Craniospinal irradiation was usually used in this study, and in combination with chemotherapy it resulted in tumor control in most of the APP patients with metastatic disease. Although this is by far the largest series of APP patients ever systematically analyzed, patient numbers are still too small to assess the prognostic value of or best treatment for metastatic APP. Because of the risk of late neurological sequelae, only a few patients may receive radiotherapy. However, in a greater context, patients were seen to have a response to radiotherapy, and the overall good EFS and OS support the inclusion of radiation as part of the definitive approach in selected patients with APP. This view is supported by single reports of others [39, 47] and by earlier results from a meta analysis [48]. Some authors have recommended resecting metastases or have reported successful resection of metastases [25, 49, 50], but it is questionable whether surgical therapy of metastases without adjuvant therapy is sufficient for tumor control, especially after leptomeningeal seeding has occurred [51]. The survival of patients with APP in this analysis was good and only slightly inferior to that of CPP patients. However, in contrast to CPP, many APP tumors had metastases or were subtotally resected, and adjuvant treatment was necessary. Given these poor prognostic features, we believe that the histology-specific treatment algorithm led to the excellent outcomes. Moreover, we disagree with the notion that APP and CPP can be viewed as diseases to be treated similarly [9, 36, 37, 39]. The aggressive course of APP, as seen in one patient who died due to tumor progression and another whose APP relapsed after he/she did not receive additional treatment, supports this view. Furthermore, malignant progression of APP to CPC has been described [40], also indicating the higher malignant potential of the disease.

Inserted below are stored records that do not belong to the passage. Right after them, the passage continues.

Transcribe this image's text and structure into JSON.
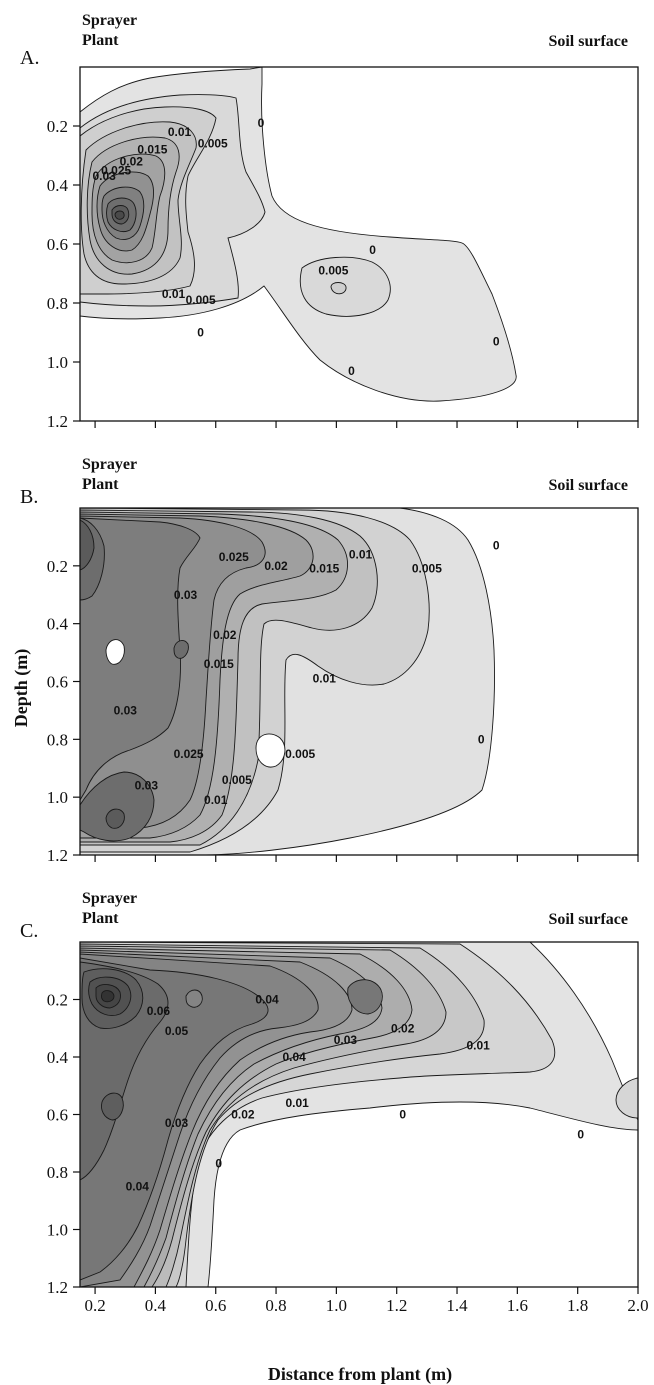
{
  "figure": {
    "xlabel": "Distance from plant (m)",
    "ylabel": "Depth (m)"
  },
  "chart_data": [
    {
      "type": "contour",
      "panel": "A.",
      "header_left_line1": "Sprayer",
      "header_left_line2": "Plant",
      "header_right": "Soil surface",
      "xlim": [
        0.15,
        2.0
      ],
      "ylim": [
        1.2,
        0.0
      ],
      "x_ticks": [
        0.2,
        0.4,
        0.6,
        0.8,
        1.0,
        1.2,
        1.4,
        1.6,
        1.8,
        2.0
      ],
      "y_ticks": [
        0.2,
        0.4,
        0.6,
        0.8,
        1.0,
        1.2
      ],
      "y_tick_labels": [
        "0.2",
        "0.4",
        "0.6",
        "0.8",
        "1.0",
        "1.2"
      ],
      "contour_levels": [
        0,
        0.005,
        0.01,
        0.015,
        0.02,
        0.025,
        0.03
      ],
      "contour_labels": [
        {
          "text": "0",
          "x": 0.75,
          "y": 0.19
        },
        {
          "text": "0.005",
          "x": 0.59,
          "y": 0.26
        },
        {
          "text": "0.01",
          "x": 0.48,
          "y": 0.22
        },
        {
          "text": "0.015",
          "x": 0.39,
          "y": 0.28
        },
        {
          "text": "0.02",
          "x": 0.32,
          "y": 0.32
        },
        {
          "text": "0.025",
          "x": 0.27,
          "y": 0.35
        },
        {
          "text": "0.03",
          "x": 0.23,
          "y": 0.37
        },
        {
          "text": "0",
          "x": 1.12,
          "y": 0.62
        },
        {
          "text": "0.005",
          "x": 0.99,
          "y": 0.69
        },
        {
          "text": "0.01",
          "x": 0.46,
          "y": 0.77
        },
        {
          "text": "0.005",
          "x": 0.55,
          "y": 0.79
        },
        {
          "text": "0",
          "x": 0.55,
          "y": 0.9
        },
        {
          "text": "0",
          "x": 1.05,
          "y": 1.03
        },
        {
          "text": "0",
          "x": 1.53,
          "y": 0.93
        }
      ]
    },
    {
      "type": "contour",
      "panel": "B.",
      "header_left_line1": "Sprayer",
      "header_left_line2": "Plant",
      "header_right": "Soil surface",
      "xlim": [
        0.15,
        2.0
      ],
      "ylim": [
        1.2,
        0.0
      ],
      "x_ticks": [
        0.2,
        0.4,
        0.6,
        0.8,
        1.0,
        1.2,
        1.4,
        1.6,
        1.8,
        2.0
      ],
      "y_ticks": [
        0.2,
        0.4,
        0.6,
        0.8,
        1.0,
        1.2
      ],
      "y_tick_labels": [
        "0.2",
        "0.4",
        "0.6",
        "0.8",
        "1.0",
        "1.2"
      ],
      "contour_levels": [
        0,
        0.005,
        0.01,
        0.015,
        0.02,
        0.025,
        0.03
      ],
      "contour_labels": [
        {
          "text": "0.025",
          "x": 0.66,
          "y": 0.17
        },
        {
          "text": "0.02",
          "x": 0.8,
          "y": 0.2
        },
        {
          "text": "0.015",
          "x": 0.96,
          "y": 0.21
        },
        {
          "text": "0.01",
          "x": 1.08,
          "y": 0.16
        },
        {
          "text": "0.005",
          "x": 1.3,
          "y": 0.21
        },
        {
          "text": "0",
          "x": 1.53,
          "y": 0.13
        },
        {
          "text": "0.03",
          "x": 0.5,
          "y": 0.3
        },
        {
          "text": "0.02",
          "x": 0.63,
          "y": 0.44
        },
        {
          "text": "0.015",
          "x": 0.61,
          "y": 0.54
        },
        {
          "text": "0.01",
          "x": 0.96,
          "y": 0.59
        },
        {
          "text": "0.03",
          "x": 0.3,
          "y": 0.7
        },
        {
          "text": "0.025",
          "x": 0.51,
          "y": 0.85
        },
        {
          "text": "0.03",
          "x": 0.37,
          "y": 0.96
        },
        {
          "text": "0.005",
          "x": 0.88,
          "y": 0.85
        },
        {
          "text": "0.005",
          "x": 0.67,
          "y": 0.94
        },
        {
          "text": "0.01",
          "x": 0.6,
          "y": 1.01
        },
        {
          "text": "0",
          "x": 1.48,
          "y": 0.8
        }
      ]
    },
    {
      "type": "contour",
      "panel": "C.",
      "header_left_line1": "Sprayer",
      "header_left_line2": "Plant",
      "header_right": "Soil surface",
      "xlim": [
        0.15,
        2.0
      ],
      "ylim": [
        1.2,
        0.0
      ],
      "x_ticks": [
        0.2,
        0.4,
        0.6,
        0.8,
        1.0,
        1.2,
        1.4,
        1.6,
        1.8,
        2.0
      ],
      "x_tick_labels": [
        "0.2",
        "0.4",
        "0.6",
        "0.8",
        "1.0",
        "1.2",
        "1.4",
        "1.6",
        "1.8",
        "2.0"
      ],
      "y_ticks": [
        0.2,
        0.4,
        0.6,
        0.8,
        1.0,
        1.2
      ],
      "y_tick_labels": [
        "0.2",
        "0.4",
        "0.6",
        "0.8",
        "1.0",
        "1.2"
      ],
      "contour_levels": [
        0,
        0.01,
        0.02,
        0.03,
        0.04,
        0.05,
        0.06
      ],
      "contour_labels": [
        {
          "text": "0.04",
          "x": 0.77,
          "y": 0.2
        },
        {
          "text": "0.06",
          "x": 0.41,
          "y": 0.24
        },
        {
          "text": "0.05",
          "x": 0.47,
          "y": 0.31
        },
        {
          "text": "0.04",
          "x": 0.86,
          "y": 0.4
        },
        {
          "text": "0.03",
          "x": 1.03,
          "y": 0.34
        },
        {
          "text": "0.02",
          "x": 1.22,
          "y": 0.3
        },
        {
          "text": "0.01",
          "x": 1.47,
          "y": 0.36
        },
        {
          "text": "0.01",
          "x": 0.87,
          "y": 0.56
        },
        {
          "text": "0.02",
          "x": 0.69,
          "y": 0.6
        },
        {
          "text": "0.03",
          "x": 0.47,
          "y": 0.63
        },
        {
          "text": "0",
          "x": 1.22,
          "y": 0.6
        },
        {
          "text": "0",
          "x": 1.81,
          "y": 0.67
        },
        {
          "text": "0",
          "x": 0.61,
          "y": 0.77
        },
        {
          "text": "0.04",
          "x": 0.34,
          "y": 0.85
        }
      ]
    }
  ]
}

In conclusion, the newly defined WHO grade II APP histology has both prognostic features and clinical outcome rates intermediate between those of CPP and CPC, although our APP patients were younger and had more metastases than expected. Further studies are necessary to evaluate the relevance of these findings. The response to chemotherapy was high, and OS in APP patients treated according to the CPT-SIOP-2000 protocol was almost as good as that of CPP patients who did not receive treatment. This analysis suggests that chemotherapy and radiotherapy are of value in APP patients with incompletely resected tumors, metastatic disease or recurrent tumor.